Erdoğan, uluslararası firmaların çoğunun, özellikle batı medyasının ve Türkiye karşıtı lobilerin baskılarına rağmen yatırım için Türkiye'yi tercih ettiğini belirterek, küresel yatırımlardaki azalma eğilimine rağmen Türkiye'nin hala cazibesini sürdürdüğünü vurguladı.
Borsanın rekor kırdığını, AK Parti iktidara geldiğinde 10-11 bin olan borsanın 107 bini yakaladığını dile getiren Erdoğan, "Tahvil ihracatlarımıza rekor teklifler geliyor. Ülkemize yatırım kararı alan firmaları caydırmak için belli kesimlerin dışarıda ve içeride nasıl çırpındıklarını hep birlikte izliyoruz." dedi.

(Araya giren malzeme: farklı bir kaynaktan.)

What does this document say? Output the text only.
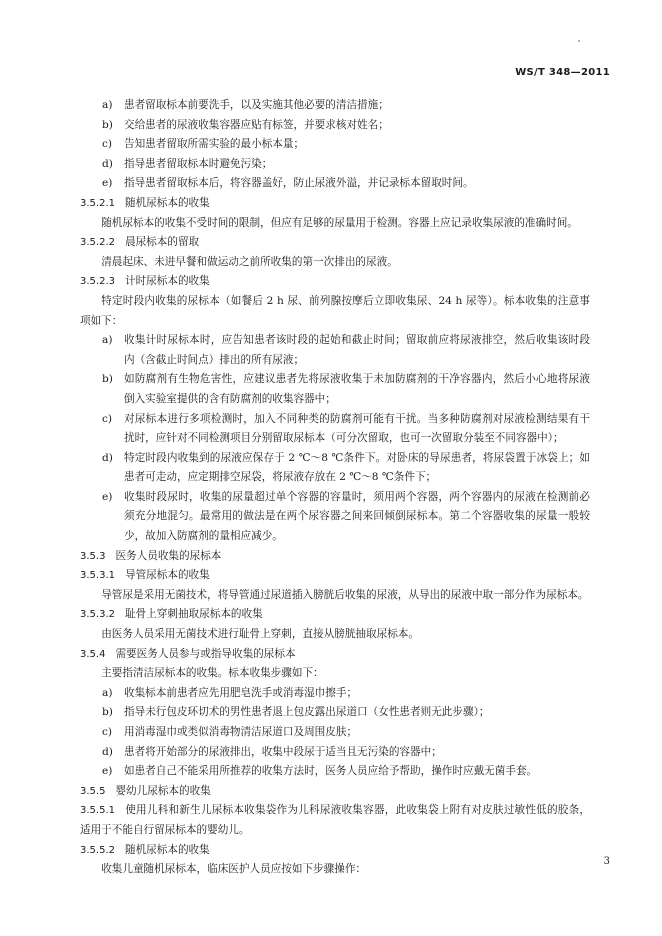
WS/T 348—2011
a)	患者留取标本前要洗手，以及实施其他必要的清洁措施；
b)	交给患者的尿液收集容器应贴有标签，并要求核对姓名；
c)	告知患者留取所需实验的最小标本量；
d)	指导患者留取标本时避免污染；
e)	指导患者留取标本后，将容器盖好，防止尿液外溢，并记录标本留取时间。
3.5.2.1 随机尿标本的收集

随机尿标本的收集不受时间的限制，但应有足够的尿量用于检测。容器上应记录收集尿液的准确时间。

3.5.2.2 晨尿标本的留取

清晨起床、未进早餐和做运动之前所收集的第一次排出的尿液。

3.5.2.3 计时尿标本的收集

特定时段内收集的尿标本（如餐后 2 h 尿、前列腺按摩后立即收集尿、24 h 尿等）。标本收集的注意事项如下：

a)	收集计时尿标本时，应告知患者该时段的起始和截止时间；留取前应将尿液排空，然后收集该时段内（含截止时间点）排出的所有尿液；
b)	如防腐剂有生物危害性，应建议患者先将尿液收集于未加防腐剂的干净容器内，然后小心地将尿液倒入实验室提供的含有防腐剂的收集容器中；
c)	对尿标本进行多项检测时，加入不同种类的防腐剂可能有干扰。当多种防腐剂对尿液检测结果有干扰时，应针对不同检测项目分别留取尿标本（可分次留取，也可一次留取分装至不同容器中）；
d)	特定时段内收集到的尿液应保存于 2 ℃～8 ℃条件下。对卧床的导尿患者，将尿袋置于冰袋上；如患者可走动，应定期排空尿袋，将尿液存放在 2 ℃～8 ℃条件下；
e)	收集时段尿时，收集的尿量超过单个容器的容量时，须用两个容器，两个容器内的尿液在检测前必须充分地混匀。最常用的做法是在两个尿容器之间来回倾倒尿标本。第二个容器收集的尿量一般较少，故加入防腐剂的量相应减少。
3.5.3 医务人员收集的尿标本
3.5.3.1 导管尿标本的收集

导管尿是采用无菌技术，将导管通过尿道插入膀胱后收集的尿液，从导出的尿液中取一部分作为尿标本。

3.5.3.2 耻骨上穿刺抽取尿标本的收集

由医务人员采用无菌技术进行耻骨上穿刺，直接从膀胱抽取尿标本。

3.5.4 需要医务人员参与或指导收集的尿标本

主要指清洁尿标本的收集。标本收集步骤如下：

a)	收集标本前患者应先用肥皂洗手或消毒湿巾擦手；
b)	指导未行包皮环切术的男性患者退上包皮露出尿道口（女性患者则无此步骤）；
c)	用消毒湿巾或类似消毒物清洁尿道口及周围皮肤；
d)	患者将开始部分的尿液排出，收集中段尿于适当且无污染的容器中；
e)	如患者自己不能采用所推荐的收集方法时，医务人员应给予帮助，操作时应戴无菌手套。
3.5.5 婴幼儿尿标本的收集

3.5.5.1 使用儿科和新生儿尿标本收集袋作为儿科尿液收集容器，此收集袋上附有对皮肤过敏性低的胶条，适用于不能自行留尿标本的婴幼儿。

3.5.5.2 随机尿标本的收集

收集儿童随机尿标本，临床医护人员应按如下步骤操作：

3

"Türkiye, her alanda tarihinin en büyük mücadelelerini verirken, CHP Genel Başkanı acaba neredeydi?" diye soran Cumhurbaşkanı Erdoğan, şunları kaydetti:
"Mesela 15 Temmuz'da, millet canı pahasına darbeye direnirken, bu zatın darbeciler eşliğinde, tanklar arasından gittiği Bakırköy Belediye Başkanı'nın evindeki rahat koltuğunda televizyon seyrettiğini biz gayet iyi biliyoruz. Bunlar kayıtlarda mevcut. Ekonomimize yönelik saldırılar yaşanırken, kendisini hiç ortada görmedik. Terör örgütleri ülkemizi kuşatmak için saldırı üstüne saldırı yaparken, bu zat orada sadece bizi eleştirecek malzeme çıkarmanın peşindeydi. Hatta teröristlere 'arkadaşlar' diyerek onları pohpohlamakla meşguldü. Yürüttüğümüz harekatlar konusunda şöyle içten gelen bir 'hayırlı olsun' sözünü ağzından duymadık ama teröristlere de hiçbir zaman 'bunlar teröristtir' dediğini yine ağzından duymadık. Her milli meselemizde karşımızdakilerin ağzıyla ve üslubuyla bize saldırdı."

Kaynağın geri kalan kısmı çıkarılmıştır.